When it comes to playing music, the Victoria Symphony’s special guest describes himself as “reasonably competent,” albeit “not great.”
In the world of symphony orchestras, that might seem, well … unusual. But then, Chris Hadfield’s biggest claim to fame is as an astronaut, not as a soloist.
On the eve of his Victoria Symphony debut, Hadfield spoke to the Times Colonist about his limited proficiency as a trombonist (both regular and bass trombone) in high school and university. Back then, he played in stage bands and jazz bands.
Later, Hadfield — who sings, plays guitar and composes — developed sufficient chops to go semi-pro, gigging in bar bands. He even joined a Celtic group that played for thousands at the Festival Interceltique de Lorient in France.
Hadfield is best known as the mustachioed, music-loving astronaut who was the first Canadian to walk in space.

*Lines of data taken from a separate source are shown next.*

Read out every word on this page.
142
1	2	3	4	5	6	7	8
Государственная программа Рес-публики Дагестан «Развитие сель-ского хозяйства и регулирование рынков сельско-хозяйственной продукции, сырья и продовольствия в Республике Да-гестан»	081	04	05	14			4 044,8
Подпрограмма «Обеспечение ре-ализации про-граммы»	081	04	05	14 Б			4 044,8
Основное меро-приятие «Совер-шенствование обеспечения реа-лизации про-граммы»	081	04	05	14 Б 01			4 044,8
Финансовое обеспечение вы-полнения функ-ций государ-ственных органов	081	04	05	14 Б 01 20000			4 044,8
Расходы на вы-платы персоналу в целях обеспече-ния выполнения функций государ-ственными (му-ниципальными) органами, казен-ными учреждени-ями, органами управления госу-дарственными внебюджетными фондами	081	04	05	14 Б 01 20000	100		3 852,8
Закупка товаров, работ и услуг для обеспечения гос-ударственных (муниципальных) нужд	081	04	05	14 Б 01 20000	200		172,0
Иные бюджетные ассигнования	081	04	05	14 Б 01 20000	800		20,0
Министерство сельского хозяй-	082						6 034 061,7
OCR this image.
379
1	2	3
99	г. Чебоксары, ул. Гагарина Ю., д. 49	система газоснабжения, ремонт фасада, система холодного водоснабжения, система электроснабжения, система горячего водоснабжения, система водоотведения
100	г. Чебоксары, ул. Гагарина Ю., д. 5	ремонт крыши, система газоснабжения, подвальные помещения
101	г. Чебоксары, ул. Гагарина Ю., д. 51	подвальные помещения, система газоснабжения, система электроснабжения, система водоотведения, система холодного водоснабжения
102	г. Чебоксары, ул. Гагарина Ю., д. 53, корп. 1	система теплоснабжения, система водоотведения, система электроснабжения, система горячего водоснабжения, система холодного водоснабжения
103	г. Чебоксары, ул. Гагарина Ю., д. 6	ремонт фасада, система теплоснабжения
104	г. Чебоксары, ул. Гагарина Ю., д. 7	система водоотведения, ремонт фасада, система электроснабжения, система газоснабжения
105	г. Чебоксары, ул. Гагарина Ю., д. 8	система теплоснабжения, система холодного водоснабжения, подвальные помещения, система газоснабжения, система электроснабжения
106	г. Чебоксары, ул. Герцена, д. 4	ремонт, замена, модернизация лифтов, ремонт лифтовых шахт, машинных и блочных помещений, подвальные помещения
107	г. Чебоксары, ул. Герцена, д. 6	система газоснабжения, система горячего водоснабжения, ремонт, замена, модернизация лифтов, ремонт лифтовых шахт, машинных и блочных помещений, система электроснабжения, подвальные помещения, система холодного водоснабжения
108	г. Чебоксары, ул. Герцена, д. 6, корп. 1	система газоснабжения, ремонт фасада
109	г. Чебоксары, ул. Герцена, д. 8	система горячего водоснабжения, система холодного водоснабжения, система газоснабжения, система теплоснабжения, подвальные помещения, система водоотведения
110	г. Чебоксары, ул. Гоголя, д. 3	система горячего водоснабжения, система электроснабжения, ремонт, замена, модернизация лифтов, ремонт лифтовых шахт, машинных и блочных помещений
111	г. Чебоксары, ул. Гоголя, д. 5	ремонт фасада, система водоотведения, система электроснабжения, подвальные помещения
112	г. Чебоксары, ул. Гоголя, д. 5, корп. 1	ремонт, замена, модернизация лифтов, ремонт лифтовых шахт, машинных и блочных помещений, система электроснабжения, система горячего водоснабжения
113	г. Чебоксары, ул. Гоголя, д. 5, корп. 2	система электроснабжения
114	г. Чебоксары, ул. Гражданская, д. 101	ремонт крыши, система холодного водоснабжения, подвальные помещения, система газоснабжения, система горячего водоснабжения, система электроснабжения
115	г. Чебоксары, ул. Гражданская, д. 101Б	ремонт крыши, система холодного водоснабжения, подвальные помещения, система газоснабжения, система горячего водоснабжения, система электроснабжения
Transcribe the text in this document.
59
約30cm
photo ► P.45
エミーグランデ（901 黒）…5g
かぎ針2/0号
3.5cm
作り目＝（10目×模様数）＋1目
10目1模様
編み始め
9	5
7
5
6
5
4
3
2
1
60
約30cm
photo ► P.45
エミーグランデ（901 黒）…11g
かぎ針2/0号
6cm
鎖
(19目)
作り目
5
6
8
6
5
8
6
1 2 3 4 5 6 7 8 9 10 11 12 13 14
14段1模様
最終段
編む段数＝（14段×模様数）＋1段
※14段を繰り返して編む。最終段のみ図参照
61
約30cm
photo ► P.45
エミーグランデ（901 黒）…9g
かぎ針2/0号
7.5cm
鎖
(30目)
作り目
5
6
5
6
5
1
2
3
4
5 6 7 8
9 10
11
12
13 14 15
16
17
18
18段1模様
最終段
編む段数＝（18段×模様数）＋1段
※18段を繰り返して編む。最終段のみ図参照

Before hanging up his spaceboots four years ago, he operated the Canadarm, flew two space-shuttle missions and was commander of the International Space Station.
He’s also something of a social-media whiz — his pioneering musical achievement was video-recording David Bowie’s Space Oddity on the space station. The clip attracted millions of hits on YouTube, making him an international celebrity. In 2015, he released Space Sessions: Songs From a Tin Can, an album recorded in space.
Some of his original compositions from Space Sessions — Beyond the Terra, Big Smoke and Space Lullaby — will be performed by Hadfield and the Victoria Symphony on Friday and Saturday.
The concert, conducted by Giuseppe Pietraroia, also includes spacey orchestral music such as the themes from Star Wars, Star Trek and Close Encounters of the Third Kind.
Now living in Toronto, Hadfield claims a couple of Victoria links. He’s skied at Mount Washington; his mother-in-law has lived here for years. And Hadfield studied mechanical engineering at Royal Roads Military College for two years in the late 1970s.
He was a fighter pilot and a test pilot before becoming an astronaut. After graduating from the University of Tennessee Space Institute in 1992, he was one of four Canadian astronauts selected from a field of more than 5,000 applicants. Through the Canadian Space Agency, Hadfield was assigned to NASA’s Johnson Space Center in Texas.
Hadfield, 57, grew up in an 1845 farmhouse in southern Ontario. His father was an Air Canada pilot.
Watching the 1969 moon-landing as a nine-year-old got him interested in the idea of being an astronaut. He knew it was — both figuratively and literally — a long shot. “We didn’t have astronauts in Canada. We didn’t even have a space agency. I watched the first people walk on the moon and thought: ‘Now that is a possibility,’ ” he said.
Hadfield, who retired in 2013, has written three books, including his autobiography: An Astronaut’s Guide to Life on Earth: What Going to Space Taught Me About Ingenuity, Determination and Being Prepared for Anything.
At his numerous speaking engagements, he says, people often ask him the same question: What’s it like to be in space?
“It’s an intoxicating and completely engrossing environment. It was how I imagined, but better. It was richer, more profound and more simulating,” Hadfield said, recalling the excitement of crossing the length of Canada in eight minutes.
His music career has led to collaborations with Ed Robertson of the Barenaked Ladies and singer-songwriter Danny Michel.
Last year, Hadfield invited Michel and other creative folk to take a trip with him on a Russian icebreaker travelling the Northwest Passage.
Hadfield has performed with a number of orchestras, including the Houston Symphony, the Vancouver Symphony, the Windsor Symphony Orchestra and Symphony Nova Scotia. In Victoria, he will not only play music but talk about his experiences as a Canadian spaceman.
So far, he’s lived an extraordinary life.
“One of the moments that really hammers that home to me is to be standing in front of a symphony, to be trusted to do that. And to be in a position to tell stories and offer reflections that have value,” Hadfield said.
“To me, that’s maybe when I pinch myself the most.”
What: Chris Hadfield with the Victoria Symphony
Where: Royal Theatre
When: Friday at 8 p.m., Saturday at 2:30 p.m. and 8 p.m.